The point, I guess, is that megadoses of vitamin C seem to increase the risk of certain cancers, mechanism unproven, but most plausibly partial neutralization of Tk oxidation.

icerat
24th March 2011, 06:15 PM
Good question, and I would say no, not proven: the theory is attempting to explain clinical outcomes that show an elevated cancer risk in patients megadosing on vitamin C. These experiments were not designed to test this hypothesis - the hypothesis followed the observations.

Ok, but at least there's some evidence. Do you have a ref? I

've encountered the hypotheses you outlined, but I never been able to find the supporting studies. There's a few generic antioxidant studies, and I found some unsourced reports of an in vitro study, but that's it.

On the other hand there's a whole bunch supporting a protective effect for some cancers.

Cuddles
25th March 2011, 07:49 AM
My theory is a bit different. Vitamin C is highly commoditized and there is an abundant competitive production environment with razor-thin margins. This means it's one of the cheapest vitamins to buy in bulk and has a high markup between wholesale and retail.

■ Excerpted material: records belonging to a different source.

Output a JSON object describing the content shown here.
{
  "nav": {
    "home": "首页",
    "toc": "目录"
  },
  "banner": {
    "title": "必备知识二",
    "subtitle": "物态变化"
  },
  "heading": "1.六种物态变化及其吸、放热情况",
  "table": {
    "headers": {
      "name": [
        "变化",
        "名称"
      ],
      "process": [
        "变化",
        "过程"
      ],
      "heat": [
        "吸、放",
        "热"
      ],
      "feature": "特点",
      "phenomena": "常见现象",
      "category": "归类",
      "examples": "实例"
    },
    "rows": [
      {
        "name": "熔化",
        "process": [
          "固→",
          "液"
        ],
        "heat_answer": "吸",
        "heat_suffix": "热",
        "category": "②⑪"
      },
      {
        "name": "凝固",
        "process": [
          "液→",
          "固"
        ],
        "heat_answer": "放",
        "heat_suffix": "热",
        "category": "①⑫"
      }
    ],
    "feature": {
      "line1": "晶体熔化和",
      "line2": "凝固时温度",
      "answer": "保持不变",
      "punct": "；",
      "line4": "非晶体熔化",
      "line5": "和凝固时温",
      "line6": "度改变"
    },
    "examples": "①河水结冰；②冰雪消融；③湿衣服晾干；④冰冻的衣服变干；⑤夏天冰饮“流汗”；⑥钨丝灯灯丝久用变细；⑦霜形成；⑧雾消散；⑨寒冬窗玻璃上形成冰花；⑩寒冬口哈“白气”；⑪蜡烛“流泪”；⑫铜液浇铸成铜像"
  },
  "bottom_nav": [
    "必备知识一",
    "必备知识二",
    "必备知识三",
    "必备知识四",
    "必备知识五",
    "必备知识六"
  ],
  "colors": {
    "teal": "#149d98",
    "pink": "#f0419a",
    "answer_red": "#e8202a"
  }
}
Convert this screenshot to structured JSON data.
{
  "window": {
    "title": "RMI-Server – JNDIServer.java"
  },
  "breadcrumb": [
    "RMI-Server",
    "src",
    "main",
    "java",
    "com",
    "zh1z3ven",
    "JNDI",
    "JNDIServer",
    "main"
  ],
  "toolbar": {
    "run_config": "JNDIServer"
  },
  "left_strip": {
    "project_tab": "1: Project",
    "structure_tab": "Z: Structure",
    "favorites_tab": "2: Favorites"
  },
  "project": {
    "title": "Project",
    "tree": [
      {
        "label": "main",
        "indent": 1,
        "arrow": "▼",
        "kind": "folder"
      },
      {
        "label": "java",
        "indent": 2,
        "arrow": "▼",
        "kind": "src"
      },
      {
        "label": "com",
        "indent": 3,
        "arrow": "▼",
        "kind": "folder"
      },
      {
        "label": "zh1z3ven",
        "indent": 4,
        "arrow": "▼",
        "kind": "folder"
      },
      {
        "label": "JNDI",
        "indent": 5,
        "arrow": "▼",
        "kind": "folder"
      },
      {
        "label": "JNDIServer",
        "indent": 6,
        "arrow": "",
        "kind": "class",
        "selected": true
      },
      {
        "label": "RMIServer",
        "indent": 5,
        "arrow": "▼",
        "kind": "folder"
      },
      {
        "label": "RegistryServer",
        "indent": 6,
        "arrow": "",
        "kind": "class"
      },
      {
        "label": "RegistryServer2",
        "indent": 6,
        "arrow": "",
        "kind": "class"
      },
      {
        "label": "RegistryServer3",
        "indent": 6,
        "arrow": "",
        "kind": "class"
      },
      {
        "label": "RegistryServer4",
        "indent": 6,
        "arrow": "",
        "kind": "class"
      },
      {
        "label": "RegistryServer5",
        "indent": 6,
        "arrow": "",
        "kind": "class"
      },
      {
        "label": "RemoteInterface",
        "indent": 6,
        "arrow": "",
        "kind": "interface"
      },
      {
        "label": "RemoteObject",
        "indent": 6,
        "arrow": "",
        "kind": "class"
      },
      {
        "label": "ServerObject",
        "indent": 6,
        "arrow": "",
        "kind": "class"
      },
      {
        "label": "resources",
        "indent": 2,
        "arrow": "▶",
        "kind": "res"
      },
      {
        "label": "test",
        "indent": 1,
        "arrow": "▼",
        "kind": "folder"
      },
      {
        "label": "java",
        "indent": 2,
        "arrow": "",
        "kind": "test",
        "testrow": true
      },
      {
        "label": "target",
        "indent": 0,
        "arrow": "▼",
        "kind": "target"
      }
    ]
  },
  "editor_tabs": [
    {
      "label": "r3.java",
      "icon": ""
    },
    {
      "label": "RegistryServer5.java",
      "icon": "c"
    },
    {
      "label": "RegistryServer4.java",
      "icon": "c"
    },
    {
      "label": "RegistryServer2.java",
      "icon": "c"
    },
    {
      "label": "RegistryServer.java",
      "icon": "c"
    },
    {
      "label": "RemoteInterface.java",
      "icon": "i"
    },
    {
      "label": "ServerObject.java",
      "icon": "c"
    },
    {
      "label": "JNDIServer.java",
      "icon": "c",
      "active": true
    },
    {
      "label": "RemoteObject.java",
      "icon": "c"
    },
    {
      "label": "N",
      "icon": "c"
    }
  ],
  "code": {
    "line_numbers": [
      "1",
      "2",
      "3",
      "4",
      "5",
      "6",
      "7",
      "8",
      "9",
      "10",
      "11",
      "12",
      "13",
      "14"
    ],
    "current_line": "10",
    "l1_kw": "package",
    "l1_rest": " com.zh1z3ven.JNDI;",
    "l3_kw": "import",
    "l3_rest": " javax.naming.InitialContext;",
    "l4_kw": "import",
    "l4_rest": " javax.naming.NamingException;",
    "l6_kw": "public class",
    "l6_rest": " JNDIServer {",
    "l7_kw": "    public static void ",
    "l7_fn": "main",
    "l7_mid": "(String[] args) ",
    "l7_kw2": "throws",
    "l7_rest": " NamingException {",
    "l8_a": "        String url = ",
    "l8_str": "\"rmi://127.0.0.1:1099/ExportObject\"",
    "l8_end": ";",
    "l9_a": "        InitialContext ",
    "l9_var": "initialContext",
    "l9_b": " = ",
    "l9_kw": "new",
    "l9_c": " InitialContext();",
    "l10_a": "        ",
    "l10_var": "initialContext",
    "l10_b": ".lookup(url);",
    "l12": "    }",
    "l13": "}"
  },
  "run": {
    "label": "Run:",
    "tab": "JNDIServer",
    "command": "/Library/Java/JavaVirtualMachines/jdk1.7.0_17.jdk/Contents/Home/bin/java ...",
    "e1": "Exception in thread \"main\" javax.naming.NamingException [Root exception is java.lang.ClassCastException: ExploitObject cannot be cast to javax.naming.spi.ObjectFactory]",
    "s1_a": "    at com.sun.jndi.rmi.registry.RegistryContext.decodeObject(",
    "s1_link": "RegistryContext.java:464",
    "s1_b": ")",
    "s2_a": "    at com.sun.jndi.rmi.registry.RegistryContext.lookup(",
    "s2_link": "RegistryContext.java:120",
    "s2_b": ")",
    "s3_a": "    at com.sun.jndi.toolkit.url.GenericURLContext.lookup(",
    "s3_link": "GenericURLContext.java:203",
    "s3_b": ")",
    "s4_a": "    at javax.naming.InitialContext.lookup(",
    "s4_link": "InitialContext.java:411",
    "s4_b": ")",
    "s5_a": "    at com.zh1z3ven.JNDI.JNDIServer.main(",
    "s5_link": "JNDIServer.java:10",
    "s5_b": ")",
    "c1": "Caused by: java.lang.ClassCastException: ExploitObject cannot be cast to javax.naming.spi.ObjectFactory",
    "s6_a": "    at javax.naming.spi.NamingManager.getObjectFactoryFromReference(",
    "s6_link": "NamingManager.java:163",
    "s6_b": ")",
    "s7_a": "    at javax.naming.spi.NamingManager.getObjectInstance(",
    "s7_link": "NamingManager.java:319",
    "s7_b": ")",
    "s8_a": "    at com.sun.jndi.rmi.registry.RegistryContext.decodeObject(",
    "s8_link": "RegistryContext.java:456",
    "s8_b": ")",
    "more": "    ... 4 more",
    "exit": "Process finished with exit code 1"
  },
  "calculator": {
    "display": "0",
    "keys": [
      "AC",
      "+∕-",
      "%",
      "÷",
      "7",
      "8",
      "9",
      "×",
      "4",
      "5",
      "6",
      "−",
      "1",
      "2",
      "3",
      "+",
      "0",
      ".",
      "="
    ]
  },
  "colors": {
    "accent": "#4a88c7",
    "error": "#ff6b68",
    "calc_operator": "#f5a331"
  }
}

But that doesn't explain why vitamin C would be highly commoditised in the first place. The most likely reason for that seems to be as I stated - because it's safe to do so for vitamin C but not for most other vitamins.

The antioxidant vitamins like vitamin C do have a carcinogenic threshold, which means it's not impossible to overdose. But these are large doses over long time periods to increase risk even 1%. Overdose takes serious effort.

Yeah, I was talking more about the obvious short term effects than possible long term ones. Take too much vitamin A and your hair falls out, among other things. Obvious symptoms and easy to prove cause and effect, so no sane company is going to tell people to take massive amounts of it. Take too much vitamin C, on the other hand, and you may or may not have a very slightly increased risk of cancer some time in the future. Still not obvious that it actually does anything, and certainly not possible to attribute any specific ailment to taking too much vitamin C. So companies feel perfectly safe selling and promoting it because there's virtually no chance of anyone falling ill and suing them for it.